福井県小浜市田烏で養殖されている新ブランドサバ「小浜よっぱらいサバ」の本格出荷が5月31日始まった。本年度から民間企業の「田烏水産」が主体となって市から養殖事業を引き継ぎ、年間3万匹の出荷を目指す。販路を広げるため、情報発信にも力を入れたい考えだ。
「鯖復活プロジェクト」と銘打ったサバ養殖事業は、今年で4年目。サバに酒かすを混ぜた餌をやり、生臭さが少なく程よく脂がのった甘みのある味わいが特徴。
これまでは市が市漁協に委託し事業を進めてきたが、同社が1月に設立されたのを受け、市から500万円の補助を受け引き継ぐことになった。昨年度の出荷数は約7500匹。プロジェクトを統括する市の本年度目標は1万5千匹だが、黒字化へ筋道を付けるため同社は3万匹を目標に掲げた。

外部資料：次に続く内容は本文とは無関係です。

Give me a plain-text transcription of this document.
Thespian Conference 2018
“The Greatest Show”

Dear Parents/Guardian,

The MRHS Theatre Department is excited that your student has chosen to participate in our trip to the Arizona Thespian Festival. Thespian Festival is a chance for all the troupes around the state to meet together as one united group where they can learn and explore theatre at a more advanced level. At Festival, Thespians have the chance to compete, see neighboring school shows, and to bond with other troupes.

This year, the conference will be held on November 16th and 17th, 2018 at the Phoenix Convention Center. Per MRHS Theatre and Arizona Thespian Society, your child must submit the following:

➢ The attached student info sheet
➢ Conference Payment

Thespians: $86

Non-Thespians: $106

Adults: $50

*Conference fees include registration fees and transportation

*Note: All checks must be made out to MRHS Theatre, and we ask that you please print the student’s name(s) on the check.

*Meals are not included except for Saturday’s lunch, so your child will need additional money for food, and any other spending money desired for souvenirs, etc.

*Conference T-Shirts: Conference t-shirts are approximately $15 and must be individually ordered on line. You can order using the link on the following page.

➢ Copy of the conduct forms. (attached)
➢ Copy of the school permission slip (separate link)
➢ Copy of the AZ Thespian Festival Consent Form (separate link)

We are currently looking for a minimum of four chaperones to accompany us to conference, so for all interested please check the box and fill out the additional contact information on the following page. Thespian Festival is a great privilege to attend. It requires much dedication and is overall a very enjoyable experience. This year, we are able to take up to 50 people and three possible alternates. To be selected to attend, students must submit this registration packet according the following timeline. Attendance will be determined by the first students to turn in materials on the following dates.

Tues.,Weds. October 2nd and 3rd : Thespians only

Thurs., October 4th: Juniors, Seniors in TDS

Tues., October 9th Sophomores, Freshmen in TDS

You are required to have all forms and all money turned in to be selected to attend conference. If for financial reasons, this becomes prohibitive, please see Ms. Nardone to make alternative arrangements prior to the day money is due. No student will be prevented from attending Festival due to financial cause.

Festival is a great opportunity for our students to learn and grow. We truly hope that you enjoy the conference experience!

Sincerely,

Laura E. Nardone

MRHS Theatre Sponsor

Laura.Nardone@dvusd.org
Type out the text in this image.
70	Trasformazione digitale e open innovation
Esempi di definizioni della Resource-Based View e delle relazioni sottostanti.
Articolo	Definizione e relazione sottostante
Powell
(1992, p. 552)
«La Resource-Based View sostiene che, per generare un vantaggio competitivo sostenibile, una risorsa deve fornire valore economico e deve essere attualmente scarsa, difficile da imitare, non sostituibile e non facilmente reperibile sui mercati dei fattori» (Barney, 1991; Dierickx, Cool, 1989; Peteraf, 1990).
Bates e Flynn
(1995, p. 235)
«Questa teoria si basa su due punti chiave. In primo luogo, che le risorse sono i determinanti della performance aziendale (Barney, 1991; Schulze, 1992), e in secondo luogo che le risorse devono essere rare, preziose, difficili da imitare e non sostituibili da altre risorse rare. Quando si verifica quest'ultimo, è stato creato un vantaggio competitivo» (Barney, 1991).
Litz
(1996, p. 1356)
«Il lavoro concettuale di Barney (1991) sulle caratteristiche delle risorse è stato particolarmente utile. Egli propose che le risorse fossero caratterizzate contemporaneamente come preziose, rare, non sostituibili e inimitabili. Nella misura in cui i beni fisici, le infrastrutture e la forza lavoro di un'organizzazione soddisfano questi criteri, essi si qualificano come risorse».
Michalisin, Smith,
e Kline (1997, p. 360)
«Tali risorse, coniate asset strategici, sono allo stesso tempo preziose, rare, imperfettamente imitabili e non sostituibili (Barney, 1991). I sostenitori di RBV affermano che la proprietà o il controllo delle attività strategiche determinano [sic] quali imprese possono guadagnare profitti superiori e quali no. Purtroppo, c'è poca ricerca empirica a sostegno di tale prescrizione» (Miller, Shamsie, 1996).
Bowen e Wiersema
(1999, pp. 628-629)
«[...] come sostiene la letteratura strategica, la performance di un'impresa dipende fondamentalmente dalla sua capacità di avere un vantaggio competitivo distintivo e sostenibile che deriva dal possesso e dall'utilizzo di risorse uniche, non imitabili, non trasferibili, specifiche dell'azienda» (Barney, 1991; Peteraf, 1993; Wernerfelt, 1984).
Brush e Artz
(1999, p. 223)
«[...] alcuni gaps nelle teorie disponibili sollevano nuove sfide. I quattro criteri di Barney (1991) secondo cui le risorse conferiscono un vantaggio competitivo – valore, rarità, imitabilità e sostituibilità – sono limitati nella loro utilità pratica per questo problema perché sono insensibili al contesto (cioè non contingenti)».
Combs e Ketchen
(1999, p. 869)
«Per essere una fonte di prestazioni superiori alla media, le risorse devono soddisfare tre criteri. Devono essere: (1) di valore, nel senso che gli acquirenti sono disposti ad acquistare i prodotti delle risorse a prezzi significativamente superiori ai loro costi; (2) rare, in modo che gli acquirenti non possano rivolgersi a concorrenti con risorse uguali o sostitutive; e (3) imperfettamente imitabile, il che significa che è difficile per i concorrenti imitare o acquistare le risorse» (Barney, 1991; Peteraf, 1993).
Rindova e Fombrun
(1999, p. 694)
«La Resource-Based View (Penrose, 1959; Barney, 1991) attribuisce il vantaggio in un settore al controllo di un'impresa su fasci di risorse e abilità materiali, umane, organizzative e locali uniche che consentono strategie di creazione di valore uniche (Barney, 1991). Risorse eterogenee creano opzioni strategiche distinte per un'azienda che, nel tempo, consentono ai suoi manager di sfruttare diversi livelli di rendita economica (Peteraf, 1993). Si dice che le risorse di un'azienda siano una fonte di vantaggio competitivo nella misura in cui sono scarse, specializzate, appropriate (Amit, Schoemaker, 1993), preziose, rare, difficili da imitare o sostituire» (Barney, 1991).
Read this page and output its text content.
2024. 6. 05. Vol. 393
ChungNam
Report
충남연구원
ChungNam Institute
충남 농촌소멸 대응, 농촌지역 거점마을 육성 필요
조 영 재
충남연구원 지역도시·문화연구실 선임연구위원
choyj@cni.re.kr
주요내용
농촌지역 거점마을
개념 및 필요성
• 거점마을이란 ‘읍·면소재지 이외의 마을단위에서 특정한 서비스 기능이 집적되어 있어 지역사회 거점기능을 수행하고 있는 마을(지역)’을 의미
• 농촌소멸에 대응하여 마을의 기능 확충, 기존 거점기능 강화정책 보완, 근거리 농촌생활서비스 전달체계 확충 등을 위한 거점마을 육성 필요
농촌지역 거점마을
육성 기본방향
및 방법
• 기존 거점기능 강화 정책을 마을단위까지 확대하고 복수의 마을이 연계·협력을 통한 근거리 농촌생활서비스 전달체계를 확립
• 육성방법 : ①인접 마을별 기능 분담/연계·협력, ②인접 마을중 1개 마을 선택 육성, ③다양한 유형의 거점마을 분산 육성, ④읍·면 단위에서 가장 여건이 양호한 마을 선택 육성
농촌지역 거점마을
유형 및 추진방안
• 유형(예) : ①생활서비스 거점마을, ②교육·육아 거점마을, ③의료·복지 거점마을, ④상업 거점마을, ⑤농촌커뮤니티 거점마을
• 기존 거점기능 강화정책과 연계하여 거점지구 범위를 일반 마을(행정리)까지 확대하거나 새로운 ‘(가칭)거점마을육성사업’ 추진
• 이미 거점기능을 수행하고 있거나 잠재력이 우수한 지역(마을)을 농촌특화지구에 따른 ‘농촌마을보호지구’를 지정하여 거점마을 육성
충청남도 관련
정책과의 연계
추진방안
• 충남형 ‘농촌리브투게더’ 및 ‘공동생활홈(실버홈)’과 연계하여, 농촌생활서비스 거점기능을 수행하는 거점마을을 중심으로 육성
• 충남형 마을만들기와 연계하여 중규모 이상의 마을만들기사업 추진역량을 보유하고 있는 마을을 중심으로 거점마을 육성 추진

サバは同市田烏沖合のいけすで養殖されている。若狭湾や近海産で、約3カ月育てられてきた天然種苗は30センチ前後、約300グラムに成長。身の厚みも順調に増しているという。この日は55匹が水揚げされ、その場で生け締めにされ県内外に出荷された。
同社の横山拓也社長(51)は「サバの養殖を知る人は水産関係者ぐらいで、認知度はまだ低い。一般の人にも知ってもらえるよう情報発信していきたい」と話し、近く同社のホームページを公開する予定。養殖以外の事業も模索中で、来年度の黒字化を目指している。出荷は夏場の高水温時を除いて1年中行われる。